For fans of Atlas Shrugged, January 22 marks the anniversary of the destruction of Rearden Steel. That day, the People’s Manager, having driven out the founder and president, Hank Rearden, and having ground steel production to a halt through a series of anti-competitive labor measures, suspended all operations. That evening, a distraught former millwright set the factory on fire.
A writer with an early modernist sensibility might have written the scene as the tragic end to the dream of a fatally flawed man. A late-modernist might have written the scene as the ironic disgrace of a man who overreached. Someone with a Naturalist, or Marxist, or postmodern perspective might attribute the events of January 22 to the dispassionate inevitability of history.
Ayn Rand, of course, was a different kind of writer. For Rand, Rearden Steel didn’t burn because capitalism had run its course, nor was the fire, under any circumstances that she could imagine, Rearden’s just deserts. Rand described the scene as an act of revenge. The millwright in Ayn Rand’s benevolent universe was “a sixty-year-old worker” who had worked for and benefited from Rearden Steel. Caught setting the fire, the man confessed his reason: “To avenge Hank Rearden!” The fire was the only form of justice left.
It is a solemn scene, full of pathos:
The shaft of red smoke that shot to the sky on the night of January 22 and stood abnormally still for awhile, like a solemn memorial obelisk, then wavered and swept back and forth across the sky, like a searchlight sending some undecipherable message, then went out as abruptly as it had come, marked the end of Rearden Steel–but the inhabitants of the area did not know it. They learned it only on subsequent nights, when they–who had cursed the mills for the smoke, the fumes, the soot and the noise–looked out and instead of the glow pulsating with life on their familiar horizon, they saw a black void.
In Atlas Shrugged Ayn Rand challenged the orthodoxy of cause and effect. She demonstrated with impeccable logic and skill that the destruction of Rearden Steel, indeed the ruin of the entire United States economy, had nothing to do with God or hubris or, most importantly, capitalism. It had to do with bad ideas. A catalog of bad ideas.
James Taggart and others had the bad idea to rent seek. Taggart had the additional bad idea of doing business with Orren Boyle, and he did so not because Boyle’s steel mills produced a better product at a lower cost than Hank Rearden’s did but, as he admitted to his sister Dagny Taggart, because “Orren is my friend.”
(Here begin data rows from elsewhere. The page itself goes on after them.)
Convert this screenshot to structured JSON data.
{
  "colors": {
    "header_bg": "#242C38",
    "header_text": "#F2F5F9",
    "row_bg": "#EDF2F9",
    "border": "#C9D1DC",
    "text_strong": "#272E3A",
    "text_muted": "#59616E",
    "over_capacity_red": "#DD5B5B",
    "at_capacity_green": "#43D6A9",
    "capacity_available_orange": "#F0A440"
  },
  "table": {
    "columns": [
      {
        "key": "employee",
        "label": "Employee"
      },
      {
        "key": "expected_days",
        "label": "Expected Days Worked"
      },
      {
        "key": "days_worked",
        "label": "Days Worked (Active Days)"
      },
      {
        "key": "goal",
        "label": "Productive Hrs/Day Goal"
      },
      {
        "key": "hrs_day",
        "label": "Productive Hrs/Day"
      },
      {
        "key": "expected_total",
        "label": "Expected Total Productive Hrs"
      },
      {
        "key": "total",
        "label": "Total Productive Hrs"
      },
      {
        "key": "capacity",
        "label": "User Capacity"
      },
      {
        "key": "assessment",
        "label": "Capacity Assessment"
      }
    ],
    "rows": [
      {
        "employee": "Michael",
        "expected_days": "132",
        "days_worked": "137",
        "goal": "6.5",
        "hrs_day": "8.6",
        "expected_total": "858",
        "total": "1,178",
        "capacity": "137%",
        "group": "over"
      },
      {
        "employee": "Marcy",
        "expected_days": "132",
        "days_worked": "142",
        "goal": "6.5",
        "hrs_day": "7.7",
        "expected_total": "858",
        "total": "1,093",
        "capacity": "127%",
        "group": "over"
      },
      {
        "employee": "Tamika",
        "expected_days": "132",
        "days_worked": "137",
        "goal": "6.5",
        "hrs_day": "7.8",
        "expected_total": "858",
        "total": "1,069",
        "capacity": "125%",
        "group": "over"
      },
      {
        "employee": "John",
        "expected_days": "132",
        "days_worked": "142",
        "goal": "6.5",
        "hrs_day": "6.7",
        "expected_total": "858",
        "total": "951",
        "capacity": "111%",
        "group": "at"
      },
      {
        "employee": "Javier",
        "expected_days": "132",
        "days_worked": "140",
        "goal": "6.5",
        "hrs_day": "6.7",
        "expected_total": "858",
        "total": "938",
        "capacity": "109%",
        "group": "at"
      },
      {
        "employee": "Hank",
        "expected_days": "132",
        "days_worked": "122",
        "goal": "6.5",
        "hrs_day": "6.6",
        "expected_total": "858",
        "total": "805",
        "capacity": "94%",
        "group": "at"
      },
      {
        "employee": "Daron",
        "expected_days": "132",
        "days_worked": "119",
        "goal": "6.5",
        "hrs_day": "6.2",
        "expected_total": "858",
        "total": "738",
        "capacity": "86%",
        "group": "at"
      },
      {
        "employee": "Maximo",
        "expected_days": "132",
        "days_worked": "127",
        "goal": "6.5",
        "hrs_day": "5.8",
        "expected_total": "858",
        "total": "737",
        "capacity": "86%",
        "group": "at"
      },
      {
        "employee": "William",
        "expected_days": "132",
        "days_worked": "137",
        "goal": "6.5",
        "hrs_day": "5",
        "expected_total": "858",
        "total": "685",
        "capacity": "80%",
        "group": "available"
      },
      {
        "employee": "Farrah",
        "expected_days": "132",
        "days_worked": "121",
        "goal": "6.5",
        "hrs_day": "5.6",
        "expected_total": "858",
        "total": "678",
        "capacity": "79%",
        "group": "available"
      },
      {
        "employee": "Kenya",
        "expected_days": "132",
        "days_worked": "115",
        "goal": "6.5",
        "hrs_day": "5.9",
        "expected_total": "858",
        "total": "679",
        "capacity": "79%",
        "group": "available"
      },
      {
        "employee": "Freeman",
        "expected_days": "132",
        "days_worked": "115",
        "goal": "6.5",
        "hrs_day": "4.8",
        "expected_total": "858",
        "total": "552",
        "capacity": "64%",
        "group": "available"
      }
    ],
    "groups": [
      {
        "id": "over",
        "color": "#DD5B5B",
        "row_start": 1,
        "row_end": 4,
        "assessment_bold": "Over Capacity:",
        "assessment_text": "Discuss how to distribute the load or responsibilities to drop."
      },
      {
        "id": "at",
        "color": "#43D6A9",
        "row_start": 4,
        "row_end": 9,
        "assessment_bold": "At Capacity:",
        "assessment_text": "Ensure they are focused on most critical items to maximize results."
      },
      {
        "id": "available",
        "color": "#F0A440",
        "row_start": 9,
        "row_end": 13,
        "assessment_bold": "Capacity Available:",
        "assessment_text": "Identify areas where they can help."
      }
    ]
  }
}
The cultural elite perpetuated the bad idea that individualism is a matter of arrogant pride, and that pride goeth before the fall. They took Hank Rearden’s accomplishments and used them against him. An economics professor and a journalist riding a Taggart train for Philadelphia saw the neon sign for Rearden Steel and sniffed their disapproval. “Of what importance is an individual in the titanic collective achievement of our industrial age?” the economist remarked. “Hank Rearden is the kind of man who sticks his name on everything he touches. You may, from this, form you own opinion about the character of Hank Rearden,” the journalist wrote in his notes for a hit piece.
His family nurtured the bad idea of holding Rearden in contempt at the same time that they exploited him for their financial support and sold him out to others. His brother Philip mocked him for making money. His mother mocked him for loving his work. His wife mocked him for his love of life, for the joy he took in mastering the steel business and creating Rearden Metal. “He remembered the silent reproach,” Rand wrote, “the look of accusation, long-bearing patience and scorn, which he always saw in the eyes of his family when they caught some evidence of his passion for his business.”
Pragmatists like Mayor Bascom and Cuffy Meigs held fast to the bad idea that anything is acceptable in business as long as you get what you want.
Bureaucrats and technocrats campaigned on the bad ideas of the collective good, the public welfare, and guaranteed jobs and income.
Those bad ideas led to more bad ideas. The Fair Share law criminalized private property. The Anti-dog-eat-dog rule criminalized competition. The Equalization of Opportunity Bill criminalized expansion and diversification. Directive 10-289 criminalized economic change, risk, and growth.
Describing the events of January 22, Rand made clear that Henry Rearden was the victim, and in the process she crafted a revolutionary response to victimhood: “No!” She wrote that as the economy collapsed, everyone suffered. Even the basics of food, clothing, and shelter became difficult to acquire. By then, however, Henry Rearden–along with Ellis Wyatt, Owen Kellogg, Richard Halley, Francisco d’Anconia, Midas Mulligan, Hugh Akston, and so many others–had gone. Hank Rearden had met John Galt, turned his back on bad ideas, and made other plans.